Amanda props her feet up on the couch next to me, offers me some grapes, and begins to tell me how and when her love affair with the ukulele was first consummated.

“I saw the comedian Ali McGregor at the [Edinburgh Festival] Fringe, and I saw her play “Creep” [by Radiohead] on autoharp. Now an autoharp is also a retardedly simple instrument, to play, it’s easier than the ukulele if such a thing is possible. And I loved the way the song sounded stripped down and so I sort of was holding that in my brain, and then a few weeks later a friend of mine in Boston asked me to do a benefit.”
“I wanted to do something fun, so I spontaneously got the idea to walk down the street to the music shop near my house, buy a ukulele, learn the chords to “Creep” which I figured couldn’t be that hard because there’s only 4, and that was the idea. The specific vision was that I would stand on the bar at the club, play “Creep” on the ukulele, make everyone laugh, and that would be it. I never expected to keep playing it. But it was such a powerful experience, all of a sudden being able to walk around with an instrument. I hadn’t even thought about how stuck I felt on the stage, and behind the piano, literally behind this giant hulking instrument that separates you from the audience. That was the first time I played ukulele in public, and even thought it was wonderful I just thought “I’ll play “Creep” on ukulele and it’ll be this fun little shtick in my arsenal of tools”. And indeed that’s the way it stayed for about a year, I didn’t learn any other songs I just learned how to play “Creep” by Radiohead better and better.”
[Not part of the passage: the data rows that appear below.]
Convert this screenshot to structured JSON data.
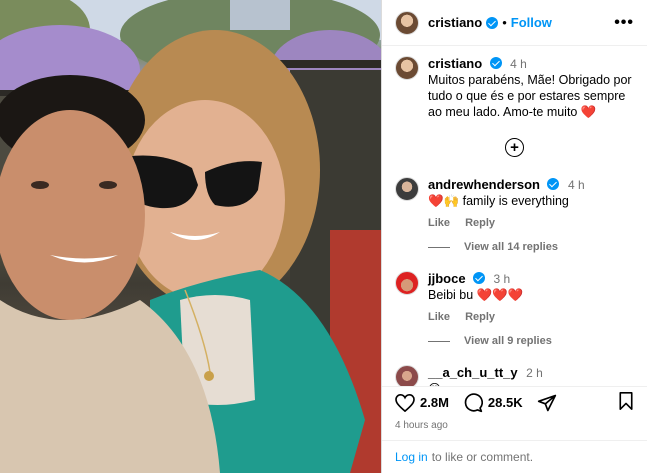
{
  "header": {
    "username": "cristiano",
    "follow_label": "Follow",
    "more_label": "•••"
  },
  "caption": {
    "username": "cristiano",
    "time": "4 h",
    "text": "Muitos parabéns, Mãe! Obrigado por tudo o que és e por estares sempre ao meu lado. Amo-te muito",
    "emoji": "❤️"
  },
  "comments": [
    {
      "username": "andrewhenderson",
      "verified": true,
      "time": "4 h",
      "text": "❤️🙌 family is everything",
      "like": "Like",
      "reply": "Reply",
      "view_all": "View all 14 replies"
    },
    {
      "username": "jjboce",
      "verified": true,
      "time": "3 h",
      "text": "Beibi bu ❤️❤️❤️",
      "like": "Like",
      "reply": "Reply",
      "view_all": "View all 9 replies"
    },
    {
      "username": "__a_ch_u_tt_y",
      "verified": false,
      "time": "2 h",
      "text": "😍"
    }
  ],
  "actions": {
    "likes": "2.8M",
    "comments": "28.5K"
  },
  "posted": "4 hours ago",
  "login": {
    "link": "Log in",
    "text": "to like or comment."
  }
}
But ukulele would soon claim its permanence in Palmer’s life and performances, remembering a tour with old outfit “The Dresden Dolls”; she recalls how it became unavoidable.

We [The Dresden Dolls] went on tour with Cyndi Lauper that summer, a week after that benefit, and I brought my ukulele with me and every day, as the crowds were coming in to the enormo-dome, I would set up somewhere out where the punters were, throw out my box, and play and busk. But I only knew one song, so I would go ahead and busk playing “Creep” by Radiohead on the ukulele and I would gather 50 or 100 bucks and I gave it to Cyndi every night to give to the Mathew Shephard foundation who the tour was benefiting”, she remembers, “and then, at some point, I accidentally learned… I was fucking around on a golf cart at a festival, with my boyfriend at the time, and I realised that the chords to “Fake Plastic Trees” are pretty similar to the ones to “Creep” (laughs), so once I had two songs there was no going back. And it was just so fun to play the instrument, so that was that. That’s how I got my ukulele.”


But what, I wonder, of a women who pulls out a ukulele seemingly from thin air at any given opportunity, of the thousands of makes of ukuleles? Is there a favourite?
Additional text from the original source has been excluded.